My Lords, I wish to confirm exactly what the noble Lord, Lord Deben, just said about the Climate Change Act. I moved the Second Reading of that Bill in this House: it started in this House, not in the Commons. At the end of the day, it required that effort down in the Commons, referred to by the noble Lord, to make it an all-party operation. So it is an Act genuinely owned by Parliament.
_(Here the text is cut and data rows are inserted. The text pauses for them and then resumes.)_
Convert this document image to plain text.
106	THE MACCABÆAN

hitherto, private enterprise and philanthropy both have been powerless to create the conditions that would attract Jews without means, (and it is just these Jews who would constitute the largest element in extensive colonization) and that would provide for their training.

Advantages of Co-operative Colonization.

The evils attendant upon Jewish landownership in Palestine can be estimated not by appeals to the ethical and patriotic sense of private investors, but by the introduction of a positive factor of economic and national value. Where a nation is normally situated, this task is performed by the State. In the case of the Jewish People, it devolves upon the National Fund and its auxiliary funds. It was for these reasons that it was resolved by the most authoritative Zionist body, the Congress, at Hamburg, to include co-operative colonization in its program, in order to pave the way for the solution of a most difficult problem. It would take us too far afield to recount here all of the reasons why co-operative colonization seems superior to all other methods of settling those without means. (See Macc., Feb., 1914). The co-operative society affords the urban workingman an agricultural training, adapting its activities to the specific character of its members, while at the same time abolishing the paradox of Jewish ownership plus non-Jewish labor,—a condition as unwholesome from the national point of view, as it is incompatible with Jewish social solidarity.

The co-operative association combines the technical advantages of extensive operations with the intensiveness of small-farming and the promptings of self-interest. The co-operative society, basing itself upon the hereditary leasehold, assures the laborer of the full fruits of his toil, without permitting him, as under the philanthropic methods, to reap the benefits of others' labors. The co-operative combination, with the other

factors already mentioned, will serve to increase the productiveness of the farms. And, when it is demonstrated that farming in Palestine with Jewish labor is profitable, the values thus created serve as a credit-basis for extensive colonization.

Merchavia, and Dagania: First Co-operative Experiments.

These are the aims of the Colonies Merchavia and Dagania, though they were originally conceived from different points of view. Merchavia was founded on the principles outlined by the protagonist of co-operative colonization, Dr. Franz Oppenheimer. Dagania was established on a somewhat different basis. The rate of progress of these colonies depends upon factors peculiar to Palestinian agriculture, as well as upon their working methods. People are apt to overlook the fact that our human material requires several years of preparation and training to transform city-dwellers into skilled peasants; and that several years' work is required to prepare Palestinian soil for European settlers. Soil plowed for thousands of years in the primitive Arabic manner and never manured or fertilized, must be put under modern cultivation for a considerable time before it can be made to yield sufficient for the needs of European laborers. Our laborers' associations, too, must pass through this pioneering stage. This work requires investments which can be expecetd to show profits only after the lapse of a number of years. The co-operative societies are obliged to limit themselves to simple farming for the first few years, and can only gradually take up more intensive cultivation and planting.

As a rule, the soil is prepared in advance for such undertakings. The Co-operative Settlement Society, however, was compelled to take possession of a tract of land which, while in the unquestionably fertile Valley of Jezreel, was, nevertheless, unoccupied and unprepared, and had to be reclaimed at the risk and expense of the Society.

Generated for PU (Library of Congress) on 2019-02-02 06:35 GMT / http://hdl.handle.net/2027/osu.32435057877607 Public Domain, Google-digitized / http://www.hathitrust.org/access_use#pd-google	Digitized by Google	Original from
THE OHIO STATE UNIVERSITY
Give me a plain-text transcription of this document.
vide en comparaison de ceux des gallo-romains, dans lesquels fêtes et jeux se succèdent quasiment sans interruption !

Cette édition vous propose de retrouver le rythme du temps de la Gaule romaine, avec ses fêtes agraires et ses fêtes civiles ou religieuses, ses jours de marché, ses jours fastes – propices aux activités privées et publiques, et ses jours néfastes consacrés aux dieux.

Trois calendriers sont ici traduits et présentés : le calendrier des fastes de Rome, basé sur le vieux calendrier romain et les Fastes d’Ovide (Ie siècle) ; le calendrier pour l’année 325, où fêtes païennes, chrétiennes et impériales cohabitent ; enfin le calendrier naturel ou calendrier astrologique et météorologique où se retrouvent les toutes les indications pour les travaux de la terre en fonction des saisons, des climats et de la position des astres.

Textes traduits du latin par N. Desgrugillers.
I want to be brief. It is only since the Maastricht treaty that the ECJ has had the ability to levy fines on non-compliant states, a power that the UK thought to give to the court. It had the advantage of lifting the laggard member states, which benefits us all. And the UK fares well on the scorecard of cases won. We have the third highest success rate of any country now in the EU. Of 750 cases opened against the UK since 2003, 668 were resolved before reaching the court, but the number on the environment suggest that a new system of environmental enforcement might be needed after we leave to maintain standards.
Overall, 34 environmental cases brought before the court by the Commission against the UK actually went to judgment. Four were dismissed as inadmissible or unfounded. The 30 remaining cases resulted in a judgment against the UK, in whole or in part. I am talking only about environmental cases; these do not include cases on agriculture or fishing. In our 44 years of membership of the EU, there has been a roughly 60/40 split between Tories and Labour: both have been bad on the environment and have needed a kick up the backside. In the four years from 2007 to 2010, the UK was the fourth worst in infringements among the 28 member states. In the six years from 2011 to 2016, we were the ninth worst in infringements among the 28. So it requires an external push to get change.
I know from my experience at MAFF and Defra, and from being responsible for agriculture at the Northern Ireland Office, that actions taken to avoid fines are cheaper than paying the fines. Infraction by the EU, or the threat of infraction, has driven environmental policy in this country for 30 years on all the issues referred to by the noble Lord, Lord Krebs, whether it is clean beaches or better water quality. Without the
threat of a fine, an ultimate sanction that cannot be levied by the Supreme Court in this country, no action would be taken. This, therefore, is a very modest proposal to try to protect against some of the pressures that necessarily come from the economy, the Treasury and business on the environment. Who speaks for the environment? We had better all speak for the environment —without it, we are all sunk.